À travers l’expérience documentée des Gergoviotes, en tant que groupe et individus, de nombreuses thématiques peuvent être explorées, telles que :
- la chronologie de la guerre (déclenchement de la guerre, armistice, fin de la zone libre),
- les différentes formes de résistance,
- les répressions pétainistes et allemandes contre ces actions (notamment la rafle),
- la structuration des mouvements de Résistance tels que « Combat » et « Libération-Sud. »
- Les suites de la guerre (procès, commémorations, souvenirs)
Au moment de la rédaction de ces lignes, je ne sais pas si des dispositifs sont envisagés pour les élèves, cependant, je suis convaincu que cette exposition mérite d’être visitée.

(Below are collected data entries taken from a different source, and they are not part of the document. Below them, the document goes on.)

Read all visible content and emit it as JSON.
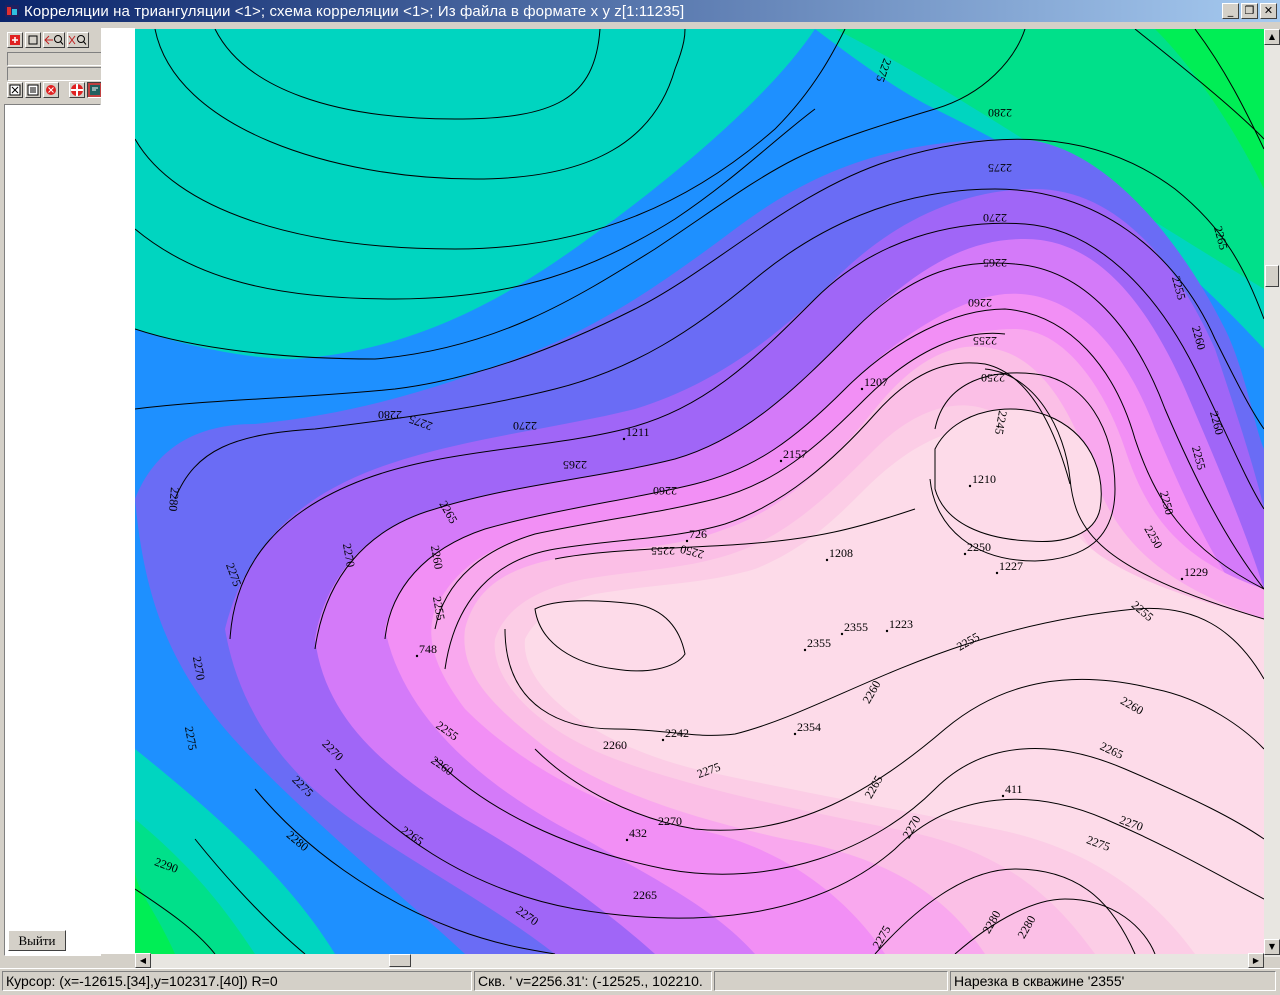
{
  "window": {
    "title": "Корреляции на триангуляции <1>; схема корреляции <1>; Из файла в формате x y z[1:11235]",
    "controls": [
      "_",
      "❐",
      "✕"
    ]
  },
  "left_panel": {
    "exit_label": "Выйти"
  },
  "status_bar": {
    "cursor": "Курсор: (x=-12615.[34],y=102317.[40]) R=0",
    "well": "Скв. ' v=2256.31': (-12525., 102210.",
    "empty": "",
    "cut": "Нарезка в скважине '2355'"
  },
  "map": {
    "palette": [
      "#00ee55",
      "#00e08a",
      "#00d5c0",
      "#00c0e8",
      "#1e90ff",
      "#6a6cf5",
      "#a066f7",
      "#d47af9",
      "#f28ff5",
      "#f9a8ee",
      "#fbbfe6",
      "#fccde6",
      "#fddbe9"
    ],
    "contour_labels": [
      "2275",
      "2280",
      "2275",
      "2270",
      "2265",
      "2260",
      "2255",
      "2250",
      "2245",
      "2280",
      "2275",
      "2270",
      "2265",
      "2260",
      "2255",
      "2250",
      "2255",
      "2260",
      "2265",
      "2270",
      "2275",
      "2280",
      "2255",
      "2260",
      "2265",
      "2270",
      "2275",
      "2280",
      "2290",
      "2270",
      "2265",
      "2270",
      "2275",
      "2250",
      "2255",
      "2260",
      "2265",
      "2270",
      "2275",
      "2280",
      "2260",
      "2265",
      "2270",
      "2275",
      "2280",
      "2255",
      "2260",
      "2270",
      "2275",
      "2260",
      "2255",
      "2250",
      "2255",
      "2260",
      "2265"
    ],
    "wells": [
      "1207",
      "1211",
      "2157",
      "1210",
      "726",
      "1208",
      "2250",
      "1227",
      "1229",
      "748",
      "2355",
      "2355",
      "1223",
      "2354",
      "2242",
      "411",
      "432"
    ]
  }
}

Les deux commissaires ont également enregistrés un podcast qui peut être donné à écouter à nos élèves.
Le musée de Gergovie
Le musée Archéologique de la Bataille de Gergovie a été totalement repensée en 2019. Il combine éléments graphiques, maquettes, artéfacts archéologiques et supports multimédias. Son point culminant est une salle audiovisuelle immersive qui plonge les visiteurs dans l’atmosphère de la Bataille de Gergovie, un conflit entre les Romains et les Gaulois. Situé sur le plateau, il propose également des parcours permettant d’explorer la civilisation des oppida arvernes, découvrir les vestiges archéologiques de Gergovie, et à acquérir une compréhension de l’histoire naturelle et géologique du Plateau. Enfin, vous aurez une magnifique vue sur la ville de Clermont-Ferrand et ses alentours et le Puy-de-Dôme et sa chaine des puys.